Пегги с самого начала была сражена Редом Апшоу, и когда Августа попросила ее присоединиться к группе гостей, отправляющихся в коттедж ее сестры на острове Сен-Симон, Апшоу также был приглашен на эту вечеринку.

Девушки совершенно разошлись во мнении относительно Апшоу. Августа нашла его «неотесанным» и совсем не подходящим для Пегги в качестве кавалера, ибо он почти всегда был непочтительным. Он звал Августу «Эгги» — именем, которое она ненавидела, а Пегги — «коротконогая Пете» или просто «коротышка», чем, по-видимому, приводил ее в бешенство.

Но была, несомненно, между этими двумя людьми какая-то связь, даже если — к ужасу хозяйки и других гостей — они задирали и дразнили друг друга немилосердно, доходя временами, судя по их виду, до грани насильственных доводов.

Была какая-то тайна, окружавшая Апшоу и сильно интриговавшая Пегги; кроме того, вокруг него была аура обаяния, делавшая его постоянным предметом для обсуждений среди сверстников Пегги и их семей. Было известно, что он — старший сын в одной из старых респектабельных семей Джорджии, ныне живущей в Северной Каролине, но шептались еще и о каком-то скандале — хотя никто, казалось, не знал никаких подробностей, — и Пегги от души наслаждалась и той маленькой сенсацией, и семейным порицанием, которое вызывала ее дружба с ним.

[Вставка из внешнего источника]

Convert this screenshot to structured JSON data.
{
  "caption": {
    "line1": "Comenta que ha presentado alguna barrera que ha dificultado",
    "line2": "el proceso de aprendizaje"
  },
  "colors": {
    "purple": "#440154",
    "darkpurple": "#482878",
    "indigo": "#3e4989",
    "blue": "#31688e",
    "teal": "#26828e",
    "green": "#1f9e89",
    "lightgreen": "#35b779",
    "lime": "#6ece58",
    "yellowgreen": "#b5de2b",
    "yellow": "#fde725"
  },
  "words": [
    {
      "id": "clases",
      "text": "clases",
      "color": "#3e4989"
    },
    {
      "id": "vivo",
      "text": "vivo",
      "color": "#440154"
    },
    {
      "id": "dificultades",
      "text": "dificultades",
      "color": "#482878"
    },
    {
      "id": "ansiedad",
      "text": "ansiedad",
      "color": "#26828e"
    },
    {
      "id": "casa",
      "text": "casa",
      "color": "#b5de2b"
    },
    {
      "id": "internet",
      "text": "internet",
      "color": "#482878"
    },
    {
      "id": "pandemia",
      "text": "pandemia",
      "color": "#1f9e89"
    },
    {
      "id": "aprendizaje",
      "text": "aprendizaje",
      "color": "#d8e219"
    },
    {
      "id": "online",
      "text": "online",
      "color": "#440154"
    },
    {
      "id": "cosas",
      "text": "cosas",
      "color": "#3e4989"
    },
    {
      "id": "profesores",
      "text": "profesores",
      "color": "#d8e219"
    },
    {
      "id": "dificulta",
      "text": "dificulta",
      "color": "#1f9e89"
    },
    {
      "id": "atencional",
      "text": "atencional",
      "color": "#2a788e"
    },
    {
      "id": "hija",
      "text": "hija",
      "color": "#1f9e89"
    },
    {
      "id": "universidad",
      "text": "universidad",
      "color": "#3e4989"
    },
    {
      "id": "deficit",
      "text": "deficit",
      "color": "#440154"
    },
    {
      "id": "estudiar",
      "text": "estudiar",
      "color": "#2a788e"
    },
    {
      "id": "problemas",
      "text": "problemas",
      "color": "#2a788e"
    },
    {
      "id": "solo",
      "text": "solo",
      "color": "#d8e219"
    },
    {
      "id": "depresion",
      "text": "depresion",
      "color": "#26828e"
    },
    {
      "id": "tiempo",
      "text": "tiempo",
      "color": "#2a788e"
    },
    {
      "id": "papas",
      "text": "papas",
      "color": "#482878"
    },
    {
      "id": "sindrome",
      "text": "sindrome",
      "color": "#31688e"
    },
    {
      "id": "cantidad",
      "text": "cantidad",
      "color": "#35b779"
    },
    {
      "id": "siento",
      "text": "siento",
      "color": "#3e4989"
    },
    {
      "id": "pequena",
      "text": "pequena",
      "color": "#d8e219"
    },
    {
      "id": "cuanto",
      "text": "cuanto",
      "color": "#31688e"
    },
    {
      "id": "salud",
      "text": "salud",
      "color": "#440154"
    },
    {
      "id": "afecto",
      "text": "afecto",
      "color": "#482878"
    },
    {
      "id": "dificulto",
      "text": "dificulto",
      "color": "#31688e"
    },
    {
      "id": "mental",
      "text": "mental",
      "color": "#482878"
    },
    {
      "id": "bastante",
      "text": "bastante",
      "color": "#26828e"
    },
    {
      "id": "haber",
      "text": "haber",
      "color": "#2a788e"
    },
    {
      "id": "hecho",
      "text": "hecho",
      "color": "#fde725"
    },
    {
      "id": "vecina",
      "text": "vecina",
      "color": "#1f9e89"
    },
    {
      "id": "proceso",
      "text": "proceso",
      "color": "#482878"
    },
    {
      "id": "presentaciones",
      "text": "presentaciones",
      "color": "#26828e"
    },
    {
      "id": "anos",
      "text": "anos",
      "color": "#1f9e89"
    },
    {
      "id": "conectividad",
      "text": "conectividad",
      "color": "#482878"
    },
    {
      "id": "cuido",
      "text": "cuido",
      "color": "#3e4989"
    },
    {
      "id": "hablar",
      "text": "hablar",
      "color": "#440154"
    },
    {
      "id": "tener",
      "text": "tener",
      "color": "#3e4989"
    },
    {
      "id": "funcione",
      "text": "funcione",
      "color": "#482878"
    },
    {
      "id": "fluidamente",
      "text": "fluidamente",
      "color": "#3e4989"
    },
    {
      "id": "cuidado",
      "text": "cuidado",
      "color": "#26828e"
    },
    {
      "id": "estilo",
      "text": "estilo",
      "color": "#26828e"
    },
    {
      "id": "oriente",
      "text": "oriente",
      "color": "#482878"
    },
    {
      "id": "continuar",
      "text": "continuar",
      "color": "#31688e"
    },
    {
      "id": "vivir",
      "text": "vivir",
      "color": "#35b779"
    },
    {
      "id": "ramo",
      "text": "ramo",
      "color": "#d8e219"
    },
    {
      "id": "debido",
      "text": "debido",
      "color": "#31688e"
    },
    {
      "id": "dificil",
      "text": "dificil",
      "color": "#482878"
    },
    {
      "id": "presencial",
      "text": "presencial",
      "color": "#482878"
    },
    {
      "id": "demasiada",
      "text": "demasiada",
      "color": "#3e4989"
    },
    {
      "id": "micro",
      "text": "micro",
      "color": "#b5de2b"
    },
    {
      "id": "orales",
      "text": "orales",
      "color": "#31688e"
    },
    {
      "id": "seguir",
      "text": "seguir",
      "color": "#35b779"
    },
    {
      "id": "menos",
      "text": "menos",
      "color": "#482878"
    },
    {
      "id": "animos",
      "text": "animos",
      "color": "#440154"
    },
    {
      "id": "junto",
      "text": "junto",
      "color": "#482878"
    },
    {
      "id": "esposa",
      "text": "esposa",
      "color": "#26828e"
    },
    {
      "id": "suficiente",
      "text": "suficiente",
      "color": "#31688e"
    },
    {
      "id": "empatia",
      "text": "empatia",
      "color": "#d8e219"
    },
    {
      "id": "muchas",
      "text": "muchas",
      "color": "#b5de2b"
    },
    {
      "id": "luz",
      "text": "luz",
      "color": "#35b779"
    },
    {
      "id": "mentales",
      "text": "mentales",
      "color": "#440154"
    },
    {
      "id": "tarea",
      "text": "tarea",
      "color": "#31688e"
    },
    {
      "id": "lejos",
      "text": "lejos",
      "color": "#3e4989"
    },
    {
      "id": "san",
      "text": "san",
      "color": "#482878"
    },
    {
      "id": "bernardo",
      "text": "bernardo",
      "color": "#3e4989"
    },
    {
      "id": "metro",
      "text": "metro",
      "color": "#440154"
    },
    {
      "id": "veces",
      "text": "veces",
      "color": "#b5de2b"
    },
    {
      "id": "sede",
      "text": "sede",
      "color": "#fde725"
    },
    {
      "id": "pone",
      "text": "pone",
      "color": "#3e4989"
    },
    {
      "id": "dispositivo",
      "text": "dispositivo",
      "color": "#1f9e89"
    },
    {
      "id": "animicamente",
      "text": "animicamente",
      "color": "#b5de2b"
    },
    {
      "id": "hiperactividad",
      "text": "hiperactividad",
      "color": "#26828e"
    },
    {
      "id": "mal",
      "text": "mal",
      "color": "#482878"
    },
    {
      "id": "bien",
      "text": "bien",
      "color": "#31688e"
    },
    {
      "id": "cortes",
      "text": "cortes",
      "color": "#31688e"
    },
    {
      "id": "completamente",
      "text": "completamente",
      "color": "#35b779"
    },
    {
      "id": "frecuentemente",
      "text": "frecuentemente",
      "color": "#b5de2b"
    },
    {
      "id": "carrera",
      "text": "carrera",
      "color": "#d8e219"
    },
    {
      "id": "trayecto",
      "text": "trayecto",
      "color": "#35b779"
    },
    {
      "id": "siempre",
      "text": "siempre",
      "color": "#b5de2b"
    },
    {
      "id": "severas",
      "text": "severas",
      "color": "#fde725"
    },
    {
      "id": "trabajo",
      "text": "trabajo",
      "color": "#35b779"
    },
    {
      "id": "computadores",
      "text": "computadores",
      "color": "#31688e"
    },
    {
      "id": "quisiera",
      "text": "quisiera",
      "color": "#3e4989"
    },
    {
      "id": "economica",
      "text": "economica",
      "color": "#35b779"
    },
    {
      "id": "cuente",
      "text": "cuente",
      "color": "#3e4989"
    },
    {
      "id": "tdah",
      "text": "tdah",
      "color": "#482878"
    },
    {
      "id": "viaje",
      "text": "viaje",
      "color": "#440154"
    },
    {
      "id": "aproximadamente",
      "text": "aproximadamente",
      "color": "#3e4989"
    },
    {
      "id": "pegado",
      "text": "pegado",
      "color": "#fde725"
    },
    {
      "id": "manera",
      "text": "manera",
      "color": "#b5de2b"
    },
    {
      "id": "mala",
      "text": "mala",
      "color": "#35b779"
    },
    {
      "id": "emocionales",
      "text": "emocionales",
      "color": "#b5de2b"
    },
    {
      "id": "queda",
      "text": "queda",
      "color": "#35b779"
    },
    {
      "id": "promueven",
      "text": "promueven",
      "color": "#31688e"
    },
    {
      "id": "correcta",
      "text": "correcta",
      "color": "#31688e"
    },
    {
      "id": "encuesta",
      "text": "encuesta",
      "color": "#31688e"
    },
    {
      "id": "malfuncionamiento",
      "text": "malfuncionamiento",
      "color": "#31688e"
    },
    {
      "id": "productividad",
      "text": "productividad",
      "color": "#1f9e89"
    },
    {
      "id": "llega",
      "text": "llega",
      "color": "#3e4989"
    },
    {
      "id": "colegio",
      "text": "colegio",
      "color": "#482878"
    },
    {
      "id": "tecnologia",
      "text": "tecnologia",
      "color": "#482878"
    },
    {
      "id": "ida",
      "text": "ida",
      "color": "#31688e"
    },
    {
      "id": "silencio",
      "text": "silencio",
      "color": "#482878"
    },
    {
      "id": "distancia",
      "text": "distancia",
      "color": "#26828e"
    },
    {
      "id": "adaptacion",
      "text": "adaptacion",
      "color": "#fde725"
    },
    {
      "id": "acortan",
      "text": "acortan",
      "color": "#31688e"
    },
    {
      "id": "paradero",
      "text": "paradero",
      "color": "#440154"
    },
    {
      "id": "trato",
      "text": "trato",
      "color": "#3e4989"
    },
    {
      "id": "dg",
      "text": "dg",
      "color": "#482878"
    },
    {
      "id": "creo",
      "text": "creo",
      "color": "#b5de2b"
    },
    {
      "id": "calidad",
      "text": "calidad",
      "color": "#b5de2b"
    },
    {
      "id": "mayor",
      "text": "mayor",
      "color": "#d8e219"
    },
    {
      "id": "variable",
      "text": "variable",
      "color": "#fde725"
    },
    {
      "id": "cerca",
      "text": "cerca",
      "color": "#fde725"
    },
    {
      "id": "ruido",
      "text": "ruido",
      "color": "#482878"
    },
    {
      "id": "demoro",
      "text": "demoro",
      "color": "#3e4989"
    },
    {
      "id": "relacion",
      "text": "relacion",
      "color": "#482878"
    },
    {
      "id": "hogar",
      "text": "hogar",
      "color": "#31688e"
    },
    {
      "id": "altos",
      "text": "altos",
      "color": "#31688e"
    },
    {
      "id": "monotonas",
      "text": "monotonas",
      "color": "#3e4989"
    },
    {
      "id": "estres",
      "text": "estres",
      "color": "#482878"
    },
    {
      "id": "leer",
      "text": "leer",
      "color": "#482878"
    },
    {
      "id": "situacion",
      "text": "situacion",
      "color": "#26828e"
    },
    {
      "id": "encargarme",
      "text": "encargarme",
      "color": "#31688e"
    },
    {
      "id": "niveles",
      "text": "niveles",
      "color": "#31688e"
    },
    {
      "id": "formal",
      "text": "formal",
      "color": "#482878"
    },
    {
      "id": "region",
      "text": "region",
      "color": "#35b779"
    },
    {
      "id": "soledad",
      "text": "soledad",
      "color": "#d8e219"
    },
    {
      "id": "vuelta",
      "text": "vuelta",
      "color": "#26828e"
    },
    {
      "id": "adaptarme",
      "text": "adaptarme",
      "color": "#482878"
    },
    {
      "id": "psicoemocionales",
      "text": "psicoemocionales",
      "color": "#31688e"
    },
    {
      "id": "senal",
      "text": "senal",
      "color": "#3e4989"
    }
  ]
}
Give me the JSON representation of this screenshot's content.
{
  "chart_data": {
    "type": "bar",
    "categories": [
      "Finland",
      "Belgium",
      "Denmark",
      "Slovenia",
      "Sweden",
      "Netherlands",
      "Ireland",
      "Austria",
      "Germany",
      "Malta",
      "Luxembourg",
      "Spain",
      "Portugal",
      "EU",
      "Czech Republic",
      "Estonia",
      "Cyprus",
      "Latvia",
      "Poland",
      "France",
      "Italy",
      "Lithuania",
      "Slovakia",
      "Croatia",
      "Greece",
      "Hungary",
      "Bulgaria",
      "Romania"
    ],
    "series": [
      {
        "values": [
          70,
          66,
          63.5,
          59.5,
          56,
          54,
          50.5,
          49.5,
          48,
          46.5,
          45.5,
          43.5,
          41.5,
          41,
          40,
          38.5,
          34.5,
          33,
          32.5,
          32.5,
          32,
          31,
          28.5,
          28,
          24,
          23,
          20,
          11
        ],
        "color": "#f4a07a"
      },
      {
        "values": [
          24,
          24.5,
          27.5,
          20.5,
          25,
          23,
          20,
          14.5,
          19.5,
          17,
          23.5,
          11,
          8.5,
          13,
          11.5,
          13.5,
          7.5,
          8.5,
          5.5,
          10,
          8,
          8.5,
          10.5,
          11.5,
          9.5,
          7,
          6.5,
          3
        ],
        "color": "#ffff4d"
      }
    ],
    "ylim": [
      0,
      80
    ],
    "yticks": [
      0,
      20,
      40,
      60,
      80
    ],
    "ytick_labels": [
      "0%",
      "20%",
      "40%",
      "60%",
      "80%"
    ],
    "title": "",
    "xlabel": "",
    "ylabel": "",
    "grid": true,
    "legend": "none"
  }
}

Двадцатые годы стали сугубо материалистическим десятилетием, тон жизни в котором задавали бизнес и добывание денег. Идеализм, казалось, был утрачен где-то на полях сражений во Франции. Молодежь, прошедшая войну, вернувшись домой, вдруг обнаружила, что помогала отстоять мир лишь для того, чтобы как можно больше автомобилей, жевательной резинки и пудры для лица могло быть продано на рынке; их прежний мир обрушился, и те заповеди, которым их учили с детства, вдруг потеряли всякий смысл. Торговля спиртным в стране была запрещена, и молодые люди, еще вчера державшие в руках армейские винтовки, сегодня сменили их на фляжки с контрабандным джином.

Молодые женщины, со своей стороны, читали страстные вирши Эдны Сент-Винсент Милли и скандальные романы Джеймса Кэбела, красили ногти, тщательно подрисовывали брови и густо душились, когда ставили себе целью обольстить мужчину. Но перемены коснулись не только внешности женщин и их поведения, они оказались глубже, чем избыток косметики или безудержный флирт. Женщины стали говорить о политике. И говорить громко и определенно. Через год после смерти Мейбелл они получили, наконец, право голоса, и это дало им и новое место в обществе, и новую свободу. И нелегко было обоим полам определить, как далеко, собственно, может заходить эта свобода.